If I've just read the correct manual (D-link DI614+), there's something
called "gaming mode", which may work for you. There's absolutely no
description of what it does, but it is possible that it might maintain
the source port number, as some games have been known to use specific
source ports.

Lars M. Hansen
www.hansenonline.net
Remove "bad" from my e-mail address to contact me.
"If you try to fail, and succeed, which have you done?"

That makes no sense. How would a server application know which port to
listen on.

For example, Remote Desktop requires a specific port and my Linksys forwads
the CORRECT port.

Tom
"Lars M. Hansen" <(E-Mail Removed)> wrote in message
news:(E-Mail Removed)...
> On Mon, 23 Feb 2004 18:00:40 +0100, Thomas Peel spoketh
>
> >I've been unable to get any success configuring a D-Link 614+ (European
> >Rev B) to work with an application that uses UDP over port 3290.
> >
> >I've now written some test programs to find out exactly what the router
> >is doing, and I've discovered that whenever this router sends a UDP
> >packet to the WAN, it substitutes the originator port 3290 with a port
> >number up around 60000. This is stopping the application on the server
> >side from working. (The other direction from WAN to LAN works
> >correctly).
> >This happens totally regardless of all the firewall settings, virtual
> >server defintions, DMZ etc.
> >
> > Now, my understanding was that if you open up a port for a specific IP
> >address, this should give you a transparent connection on this port- but
> >with this router, it doesn't.

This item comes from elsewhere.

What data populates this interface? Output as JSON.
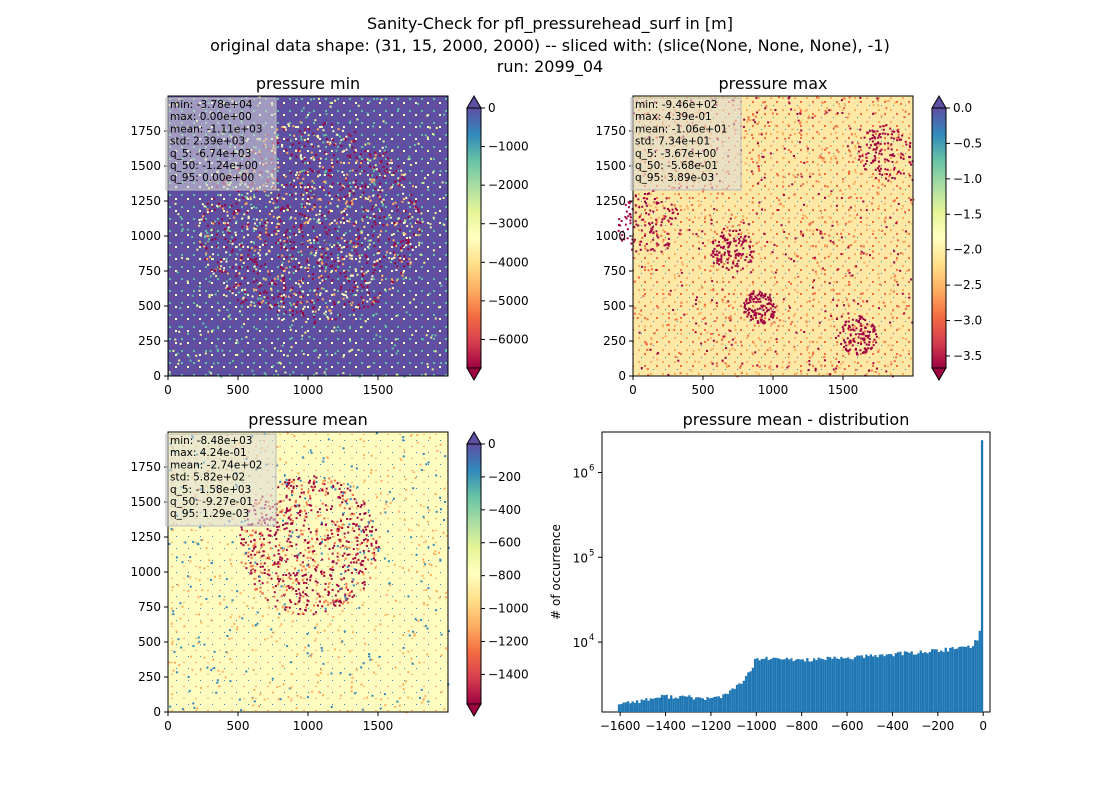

It always does NAT on outgoing packets.
> >
> >I'm starting to lose all hope of ever getting this router to work
> >correctly, but, two questions
> >
> >- is there any way to enable port forwarding on outgoing packets?
> >
> >- if I buy another router, how can be sure to get the behaviour I need?
> >I've read that Linux based routers can do this. What about Wireless LAN
> >routers?
> >
> >T.
>
> Port forwarding means forwarding traffic received on a specified port on
> the WAN interface on the router to a specific IP address on the LAN
> side. Some routers allows for port translation in the process.
>
> If the server you are connecting to requires that the source port will
> always be 3290/UDP, then you'll have trouble finding any NAT router or
> firewall appliance that'll work for you. It is very unusual that a
> server requires a specific source port...
>
>
> Lars M. Hansen
> www.hansenonline.net
> Remove "bad" from my e-mail address to contact me.
> "If you try to fail, and succeed, which have you done?"